Although the oil-fired power plants are usually run during the high demand of electricity, the private furnace oil-plants have refrained from complying with the government's guidelines for the last 27 months.
This has led to frequent load shedding across the country. Still, the plants have not faced any penalties as per rules. Instead, they are receiving capacity charges regularly despite being out of production for two and a half years.
According to contracts, a power plant is permitted to remain shut for repairs and maintenance for 10 per cent time of the year. It means a 100 megawatt plant may remain shut for up to 836 hours or nearly 36.5 days in a year with regular capacity charges..
If the closure period exceeds the maximum threshold, a plant has to face fines. But the Bangladesh Power Development Board (BPDB) is not taking the issue into its account, though the plants have been shut for over two and a half years.
The BPDB officials said a proper calculation would save at least 40 per cent of the cost that the board spent on capacity charge annually. According to them, the private plants were refusing to run due to outstanding bills.
In the face of their demand, the BPDB has been paying bills since July 2022 without adjusting for the shutdown periods. Its former chairman, Mahbubur Rahman, approved the decision without necessary approval from the power division.
The government floated bonds to pay the dues, and the amount has now come down significantly. However, the private oil-run plants are still benefiting from the practice.
Two BPDB officials said the board cannot make such decisions without approval from the power division. It is illegal. The former chairman had negotiations with private sector power plant owners, and he facilitated their benefits.
Regarding the allegation, Mahbubur Rahman told Prothom Alo that the BPDB was struggling to pay outstanding bills. This is why outage payments were suspended, rather than cancellation. Otherwise, they would not have been able to run the plants.
He claimed the decision was made on the advice of the power division and the updates were communicated to them later.
However, he did not clarify whether the BPDB is allowed to suspend contract terms without written approval from the power division.
According to the BPDB sources, the plants would not generate electricity despite official directions. It caused severe load shedding from July 2022.
Rezaul Karim, current chairman of the BPDB, said they are working to resolve these issues gradually and restore outage payments by settling the outstanding bills.
Currently, there are 40 furnace oil-fired private power plants operating in the country, with a combined capacity of slightly over 4,100 MW. According to BPDB sources, the annual capacity charge for these plants exceeds $590 million (over Tk 70 billion). The PDB could save over Tk 28 billion annually had the shutdown period been adjusted.
An entrepreneur involved with an oil-fired power plant said while bills were supposed to be paid within 45 days, there were delays of 140 to 150 days, disrupting operations.
Blaming the BPDB for the situation, the entrepreneur said there is scope to calculate plant outages. They will supply the required electricity if bills are paid regularly.

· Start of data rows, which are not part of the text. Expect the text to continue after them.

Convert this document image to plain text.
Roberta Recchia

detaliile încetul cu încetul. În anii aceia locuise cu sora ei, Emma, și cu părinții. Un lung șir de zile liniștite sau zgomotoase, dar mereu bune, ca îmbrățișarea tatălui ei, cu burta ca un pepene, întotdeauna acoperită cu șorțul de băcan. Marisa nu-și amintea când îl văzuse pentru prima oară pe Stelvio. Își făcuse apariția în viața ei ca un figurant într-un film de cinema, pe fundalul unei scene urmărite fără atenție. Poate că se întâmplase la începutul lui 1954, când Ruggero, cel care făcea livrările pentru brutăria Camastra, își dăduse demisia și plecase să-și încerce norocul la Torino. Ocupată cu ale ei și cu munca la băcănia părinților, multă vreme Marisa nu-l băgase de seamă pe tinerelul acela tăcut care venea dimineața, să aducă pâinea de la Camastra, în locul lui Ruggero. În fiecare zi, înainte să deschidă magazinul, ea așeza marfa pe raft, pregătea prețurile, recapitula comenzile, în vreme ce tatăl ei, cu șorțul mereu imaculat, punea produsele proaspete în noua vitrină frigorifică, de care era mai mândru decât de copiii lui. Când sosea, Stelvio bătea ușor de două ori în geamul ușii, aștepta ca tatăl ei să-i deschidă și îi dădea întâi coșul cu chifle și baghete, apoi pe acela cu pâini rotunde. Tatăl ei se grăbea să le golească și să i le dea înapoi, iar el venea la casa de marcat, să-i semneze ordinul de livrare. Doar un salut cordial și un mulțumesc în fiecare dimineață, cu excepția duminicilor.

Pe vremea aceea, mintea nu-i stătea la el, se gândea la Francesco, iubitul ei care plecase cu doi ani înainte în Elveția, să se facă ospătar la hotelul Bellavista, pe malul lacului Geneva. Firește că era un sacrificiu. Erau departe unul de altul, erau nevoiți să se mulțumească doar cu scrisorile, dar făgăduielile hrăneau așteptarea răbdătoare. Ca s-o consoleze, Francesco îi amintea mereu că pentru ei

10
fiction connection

According to insiders, under the existing agreements, all power plants receive a capacity charge, funded by the government. On the flip side, there are penalties for plants that fail to meet BPDB's electricity demands.
In the fiscal year 2022-23, the BPDB spent over Tk 25 billion on capacity charge, and it is projected to cross Tk 40 billion in the next fiscal year.
Shamsul Alam, energy adviser of the Consumers Association of Bangladesh (CAB), alleged power plants deliberately stopped power production, inflicted sufferings on the people, but received capacity charges.
Power plants cannot suspend production this way. It is a clear violation of contract. Their contracts should be canceled, and they should be fined. Also, the extra payments should be adjusted with the outstanding bills, he added.